French type designer Xavier Dupré created this serif and slab FontFont in 2004. The family has 10 weights, ranging from Thin to Bold (including italics) and is ideally suited for advertising and packaging, editorial and publishing as well as logo, branding and creative industries. FF Absara provides advanced typographical support with features such as ligatures, small capitals, alternate characters, case-sensitive forms, fractions, and super- and subscript characters. It comes with a complete range of figure set options – oldstyle and lining figures, each in tabular and proportional widths. In 2005, FF Absara received the TDC2 award. This FontFont is a member of the FF Absara super family, which also includes FF Absara Headline, FF Absara Sans, and FF Absara Sans Headline.

Designers: Xavier Dupré

Publisher: FontFont

Foundry: FontFont

Design Owner: FontFont

MyFonts debut: Dec 30, 2004

FF Absara® is a trademark of Monotype GmbH registered in the U.S. Patent and Trademark Office and may be registered in certain other jurisdictions.

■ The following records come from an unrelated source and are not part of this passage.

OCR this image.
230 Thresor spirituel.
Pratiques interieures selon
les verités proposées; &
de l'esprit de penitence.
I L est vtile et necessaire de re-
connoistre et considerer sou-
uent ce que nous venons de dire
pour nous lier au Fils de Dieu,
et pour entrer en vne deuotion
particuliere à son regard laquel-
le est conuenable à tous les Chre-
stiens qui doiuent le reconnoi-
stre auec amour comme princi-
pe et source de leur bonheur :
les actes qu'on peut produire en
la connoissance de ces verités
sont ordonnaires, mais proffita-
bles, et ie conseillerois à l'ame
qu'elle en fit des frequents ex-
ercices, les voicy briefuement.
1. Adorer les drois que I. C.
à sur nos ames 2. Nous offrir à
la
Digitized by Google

FF is a trademark of Monotype GmbH registered in the U.S. Patent and Trademark Office and may be registered in certain other jurisdictions.

About FontFont

Based in the trendy district of Kreuzberg in Berlin, Germany, FontFont was established in 1990 when FontShop founder Erik Spiekermann and fellow type designer Neville Brody wanted to build a foundry where type was made for designers, by designers; a place where type designers were given a fair and friendly offer and where true type magic was made. “From the very beginning,” representatives of the foundry say, “we wanted to bend the rules and test typographic boundaries, to build a library with a collection like no other; a range of typefaces that had different styles, different purposes, that was contemporary, experimental, unorthodox, and radical.”